November 12th 2018
It is with deep sadness that we have to announce the death of Prof. Dr. Marja Simonsuuri-Sorsa. Marja Sorsa was born in 1939 and passed away on November 3, 2018.
Marja Sorsa was a geneticist who has dedicated her professional life to scientific research and public service in the field of occupational health. She was a worldwide highly respected authority in mutagenicity research and genetic toxicology, with special attention to detection of unknown carcinogenic agents in workplaces.
She has been a pioneer in drawing the attention to the ethical aspects of biomonitoring for workers and devoted herself to biomonitoring as part of preventive action in the only interest of worker protection, thereby opposing selection practices.
Dr. Marja Sorsa earned her MSc in genetics at the University of Helsinki in 1963 before continuing her graduate studies at the University of California at Berkeley. Following a visiting fellowship at the Max-Planck-Institut F. Biologie in Tubingen, Germany, Dr. Sorsa completed her PhD in genetics at the University of Helsinki in 1969. Thereafter she returned to the United States as a Fullbright Research Scholar in environmental toxicology at the University of California Davis.
She was Professor Emeritus of the Finnish Institute of Occupational Health (FIOH) and was formerly Research Professor in genetic toxicology at the Academy of Finland.
Dr. Sorsa served as Director of the Department of Occupational Hygiene and Toxicology at FIOH and then as Director of the Ministry of Education for the Finish government before retiring in 2003.
Her high credibility and integrity as a scientist, combined with her moral commitment to the daily protection of workers' health, has always given weight to her active interventions. Her stamina in scientific fora has led to the adequate classification of carcinogenic substances despite opposition from industry. She had a pioneering role in increasing the credibility of genetic biomonitoring data as important elements in the international classification of substances as carcinogenic to humans.
Dr. Sorsa is a member of the Finnish Academy of Science and Letters, Societas Scientiarum Fennica and of the Academia Europea and has been nominated Honorary Member of the Finnish Society of Toxicology. She was elected to the Collegium Ramazzini in 1985 and served on its Executive Council from 1996 to 2001.
Marja's life-long commitment to public service has influenced the thousands of students and employees who have passed through her classrooms and worked under her leadership at the Finnish Institute of Occupational Health and beyond.
She received the Ramazzini Award in 2010 for her scientific leadership in promoting the ethical aspects of occupational and environmental health research and practices.
In 2017, she has been awarded during the Science Days the 14th Bjorn Kurten Prize of the NORDENSKIOLD SOCIETY in Finland for her lifetime scientific work and her contribution to paleontological research.
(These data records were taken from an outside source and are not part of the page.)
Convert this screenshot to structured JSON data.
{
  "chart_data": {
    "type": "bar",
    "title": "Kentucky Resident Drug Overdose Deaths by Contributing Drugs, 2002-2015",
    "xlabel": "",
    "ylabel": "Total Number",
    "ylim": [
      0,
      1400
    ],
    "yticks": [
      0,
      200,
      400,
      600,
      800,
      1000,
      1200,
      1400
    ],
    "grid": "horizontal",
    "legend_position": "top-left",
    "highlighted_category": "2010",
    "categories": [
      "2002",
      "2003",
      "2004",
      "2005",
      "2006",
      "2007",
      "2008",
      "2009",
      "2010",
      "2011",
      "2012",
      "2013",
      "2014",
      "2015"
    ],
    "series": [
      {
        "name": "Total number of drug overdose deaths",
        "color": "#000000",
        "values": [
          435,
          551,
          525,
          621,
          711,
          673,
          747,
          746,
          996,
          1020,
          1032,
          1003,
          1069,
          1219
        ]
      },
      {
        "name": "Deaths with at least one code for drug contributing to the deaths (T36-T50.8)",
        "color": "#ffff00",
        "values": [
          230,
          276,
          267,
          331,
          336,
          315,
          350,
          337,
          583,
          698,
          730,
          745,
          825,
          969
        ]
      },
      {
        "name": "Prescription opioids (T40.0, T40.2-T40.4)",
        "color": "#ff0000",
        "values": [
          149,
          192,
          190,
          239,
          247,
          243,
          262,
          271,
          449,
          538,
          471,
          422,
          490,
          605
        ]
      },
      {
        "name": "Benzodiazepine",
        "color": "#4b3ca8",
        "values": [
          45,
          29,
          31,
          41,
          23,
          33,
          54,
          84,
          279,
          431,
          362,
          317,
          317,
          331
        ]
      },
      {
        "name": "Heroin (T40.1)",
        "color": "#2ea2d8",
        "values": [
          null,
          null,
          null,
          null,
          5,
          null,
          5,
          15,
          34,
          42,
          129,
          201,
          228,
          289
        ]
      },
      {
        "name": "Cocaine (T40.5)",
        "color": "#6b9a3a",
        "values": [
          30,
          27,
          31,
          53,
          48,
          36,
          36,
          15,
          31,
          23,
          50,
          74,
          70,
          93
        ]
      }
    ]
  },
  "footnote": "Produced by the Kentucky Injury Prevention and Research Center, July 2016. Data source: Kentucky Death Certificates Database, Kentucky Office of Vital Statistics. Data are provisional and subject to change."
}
During her studies she found a piece of bones from Suomusjarvi, which she later handed over to the Finnish Natural History Museum. It was new paleontological finding of a fossil specimen of an elephant forfather Deinotherium sp., dated some 4-14 million years ago. In Finland this means a subtropical-tropical climate and two ice ages ago.
Prof Marja Sorsa has always been a lover of nature and of Finnish culture and at the same time a convinced world citizen. She also was a promotor and protector of women in science all over the world.